Réponse apportée en séance publique le 24/01/2013

M. Manuel Valls, ministre de l'intérieur. Monsieur le sénateur, prolongeons de quelques minutes les trente-deux heures que nous avons déjà consacrées ensemble à ce débat, qui fut d'ailleurs d'une très grande qualité.

M. Jean-Pierre Sueur. Très riche !

M. Manuel Valls, ministre. Le texte a été rejeté, c'est incontestable.

M. Gérard Larcher. Ce fut clair !

M. Manuel Valls, ministre. Ce n'est pas la première fois que cela se produit au Sénat et, à l'instar de M. Rebsamen ce matin, on peut le regretter.

En tout cas, je constate que, même si le texte n'a pas été voté - et ne s'applique bien évidemment pas à ce stade -, le Sénat a adopté des mesures qui me paraissent importantes, notamment la suppression du conseiller territorial, en faveur de laquelle une majorité s'est dégagée, réforme qu'il nous faut donc bien poursuivre (Applaudissements sur les travées du groupe socialiste et du groupe écologiste.), le report des élections départementales et régionales en 2015 ou encore les nouvelles règles pour l'élection directe des conseillers communautaires.

Une élection démocratique, c'est d'abord une élection permettant à la société d'être correctement représentée. Le scrutin départemental doit donc être strictement paritaire, et l'objectif du Gouvernement est qu'il en soit ainsi. Qui peut se satisfaire du fait que la représentation des femmes dans les conseils généraux soit limitée à 13,5 % ? (Mmes Dominique Gillot et Laurence Rossignol désignent les membres de l'opposition.)

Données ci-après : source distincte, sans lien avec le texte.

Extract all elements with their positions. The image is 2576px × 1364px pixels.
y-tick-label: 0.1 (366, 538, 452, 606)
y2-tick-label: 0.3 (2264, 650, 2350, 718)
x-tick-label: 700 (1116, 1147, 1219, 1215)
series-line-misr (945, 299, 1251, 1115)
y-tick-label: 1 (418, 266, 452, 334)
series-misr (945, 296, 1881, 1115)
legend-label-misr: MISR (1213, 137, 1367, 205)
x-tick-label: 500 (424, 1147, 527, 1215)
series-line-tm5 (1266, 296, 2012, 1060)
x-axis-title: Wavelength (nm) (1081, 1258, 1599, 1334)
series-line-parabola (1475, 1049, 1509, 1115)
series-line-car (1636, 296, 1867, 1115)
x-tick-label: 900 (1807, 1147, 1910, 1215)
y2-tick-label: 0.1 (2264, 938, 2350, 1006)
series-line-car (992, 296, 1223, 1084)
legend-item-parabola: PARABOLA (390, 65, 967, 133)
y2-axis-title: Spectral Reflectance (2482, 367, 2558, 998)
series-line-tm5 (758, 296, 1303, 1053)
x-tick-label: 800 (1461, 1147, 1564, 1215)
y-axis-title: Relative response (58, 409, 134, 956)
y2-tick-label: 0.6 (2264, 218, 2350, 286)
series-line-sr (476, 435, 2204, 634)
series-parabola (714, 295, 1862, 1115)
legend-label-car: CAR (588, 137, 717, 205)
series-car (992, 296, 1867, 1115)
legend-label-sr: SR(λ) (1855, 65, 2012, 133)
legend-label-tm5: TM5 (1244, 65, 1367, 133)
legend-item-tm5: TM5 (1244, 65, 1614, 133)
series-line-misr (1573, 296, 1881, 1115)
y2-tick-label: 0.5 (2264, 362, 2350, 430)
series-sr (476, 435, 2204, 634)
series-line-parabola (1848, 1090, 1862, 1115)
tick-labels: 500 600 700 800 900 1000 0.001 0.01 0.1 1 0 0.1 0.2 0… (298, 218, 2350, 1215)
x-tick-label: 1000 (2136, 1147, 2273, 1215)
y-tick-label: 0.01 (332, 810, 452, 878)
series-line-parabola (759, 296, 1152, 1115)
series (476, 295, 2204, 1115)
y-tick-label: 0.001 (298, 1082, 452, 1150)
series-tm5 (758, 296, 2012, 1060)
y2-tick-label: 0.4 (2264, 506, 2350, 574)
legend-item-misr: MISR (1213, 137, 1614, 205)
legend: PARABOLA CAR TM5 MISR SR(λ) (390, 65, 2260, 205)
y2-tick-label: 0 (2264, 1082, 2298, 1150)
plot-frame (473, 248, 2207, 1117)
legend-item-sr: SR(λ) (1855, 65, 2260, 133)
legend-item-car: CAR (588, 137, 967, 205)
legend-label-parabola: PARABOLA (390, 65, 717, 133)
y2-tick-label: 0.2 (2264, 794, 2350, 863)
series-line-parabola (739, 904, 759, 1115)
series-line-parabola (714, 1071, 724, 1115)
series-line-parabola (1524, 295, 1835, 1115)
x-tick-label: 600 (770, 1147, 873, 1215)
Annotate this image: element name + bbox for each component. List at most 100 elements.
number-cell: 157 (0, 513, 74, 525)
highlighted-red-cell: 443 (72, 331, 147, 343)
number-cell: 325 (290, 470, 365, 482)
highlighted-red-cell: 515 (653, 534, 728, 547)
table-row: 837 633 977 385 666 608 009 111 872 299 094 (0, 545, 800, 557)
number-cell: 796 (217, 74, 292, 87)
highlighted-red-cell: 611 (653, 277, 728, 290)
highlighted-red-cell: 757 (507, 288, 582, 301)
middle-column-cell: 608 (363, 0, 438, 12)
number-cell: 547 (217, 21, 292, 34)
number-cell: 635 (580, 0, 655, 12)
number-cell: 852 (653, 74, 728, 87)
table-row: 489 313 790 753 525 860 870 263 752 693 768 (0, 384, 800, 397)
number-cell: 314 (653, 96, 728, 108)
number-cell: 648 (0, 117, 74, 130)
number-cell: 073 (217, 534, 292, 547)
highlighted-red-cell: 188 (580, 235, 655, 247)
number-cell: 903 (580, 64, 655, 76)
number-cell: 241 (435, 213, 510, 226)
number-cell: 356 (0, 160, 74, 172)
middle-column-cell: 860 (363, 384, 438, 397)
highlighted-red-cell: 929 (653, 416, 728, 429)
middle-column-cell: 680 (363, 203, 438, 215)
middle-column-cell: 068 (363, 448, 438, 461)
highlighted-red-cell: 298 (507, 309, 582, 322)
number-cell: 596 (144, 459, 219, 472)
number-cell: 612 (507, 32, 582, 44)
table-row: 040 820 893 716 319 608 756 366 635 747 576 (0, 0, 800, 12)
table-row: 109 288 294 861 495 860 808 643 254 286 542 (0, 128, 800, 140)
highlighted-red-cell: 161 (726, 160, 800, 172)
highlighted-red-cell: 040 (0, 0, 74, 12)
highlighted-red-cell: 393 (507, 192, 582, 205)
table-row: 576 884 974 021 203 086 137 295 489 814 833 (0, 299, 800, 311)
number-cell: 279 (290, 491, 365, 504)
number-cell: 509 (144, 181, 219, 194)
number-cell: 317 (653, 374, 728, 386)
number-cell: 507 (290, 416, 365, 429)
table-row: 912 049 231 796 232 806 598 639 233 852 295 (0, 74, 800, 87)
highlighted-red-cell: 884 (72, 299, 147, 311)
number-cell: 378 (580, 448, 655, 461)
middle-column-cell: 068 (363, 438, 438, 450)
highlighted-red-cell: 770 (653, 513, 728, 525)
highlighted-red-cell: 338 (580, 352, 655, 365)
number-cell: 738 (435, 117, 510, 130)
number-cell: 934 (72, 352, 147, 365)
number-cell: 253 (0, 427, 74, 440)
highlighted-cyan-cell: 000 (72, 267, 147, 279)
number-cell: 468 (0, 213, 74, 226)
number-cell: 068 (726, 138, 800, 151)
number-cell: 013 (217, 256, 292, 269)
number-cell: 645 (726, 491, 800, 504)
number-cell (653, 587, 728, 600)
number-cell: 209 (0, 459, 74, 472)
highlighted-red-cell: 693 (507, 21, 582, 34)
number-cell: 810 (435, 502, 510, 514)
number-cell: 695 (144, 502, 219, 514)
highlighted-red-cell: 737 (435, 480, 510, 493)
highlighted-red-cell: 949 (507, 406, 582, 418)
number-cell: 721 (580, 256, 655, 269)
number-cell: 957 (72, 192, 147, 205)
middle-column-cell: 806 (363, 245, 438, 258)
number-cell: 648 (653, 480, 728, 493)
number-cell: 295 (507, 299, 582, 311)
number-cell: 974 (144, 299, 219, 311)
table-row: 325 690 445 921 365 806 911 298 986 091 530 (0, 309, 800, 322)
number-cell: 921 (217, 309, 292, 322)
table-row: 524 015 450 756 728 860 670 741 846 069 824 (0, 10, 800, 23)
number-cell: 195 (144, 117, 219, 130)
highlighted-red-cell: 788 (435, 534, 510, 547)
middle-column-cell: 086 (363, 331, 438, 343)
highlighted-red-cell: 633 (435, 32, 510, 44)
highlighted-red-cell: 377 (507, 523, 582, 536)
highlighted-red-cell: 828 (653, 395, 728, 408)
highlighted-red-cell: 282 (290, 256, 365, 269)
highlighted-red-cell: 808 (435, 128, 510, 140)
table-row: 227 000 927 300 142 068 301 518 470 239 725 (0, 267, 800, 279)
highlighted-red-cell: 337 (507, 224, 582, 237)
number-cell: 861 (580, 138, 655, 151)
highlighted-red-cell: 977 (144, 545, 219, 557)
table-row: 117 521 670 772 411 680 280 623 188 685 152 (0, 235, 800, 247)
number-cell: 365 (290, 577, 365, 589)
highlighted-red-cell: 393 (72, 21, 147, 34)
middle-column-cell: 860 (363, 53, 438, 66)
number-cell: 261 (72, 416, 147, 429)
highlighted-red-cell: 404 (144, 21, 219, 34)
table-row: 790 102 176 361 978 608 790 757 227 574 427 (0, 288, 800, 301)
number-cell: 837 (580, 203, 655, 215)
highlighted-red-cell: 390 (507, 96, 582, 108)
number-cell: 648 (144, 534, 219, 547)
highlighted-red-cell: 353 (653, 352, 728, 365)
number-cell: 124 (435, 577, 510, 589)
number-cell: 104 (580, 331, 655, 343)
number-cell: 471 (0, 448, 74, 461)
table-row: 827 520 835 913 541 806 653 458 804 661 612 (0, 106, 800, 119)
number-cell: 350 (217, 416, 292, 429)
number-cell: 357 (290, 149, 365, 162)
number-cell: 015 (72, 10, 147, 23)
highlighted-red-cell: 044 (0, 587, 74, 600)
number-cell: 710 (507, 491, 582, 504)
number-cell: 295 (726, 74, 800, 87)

Mme Éliane Assassi. Eux là-bas !

M. Manuel Valls, ministre. Qui peut admettre que trois départements ne comptent toujours aucune femme au sein de leurs conseils généraux ? (M. Alain Gournac s'exclame.)

De même, nous ne voulions pas d'un scrutin strictement proportionnel, car il n'aurait pas permis une bonne représentation des différents territoires composant un département.

De toute façon, même si le mode de scrutin actuel était conservé, un redécoupage serait nécessaire. Le découpage actuel date de 1801. Je veux bien concevoir que l'on soit attaché au Consulat - je le suis moi-même à certaines mesures prises par Bonaparte (Sourires sur les travées du groupe socialiste et du groupe écologiste.) -,...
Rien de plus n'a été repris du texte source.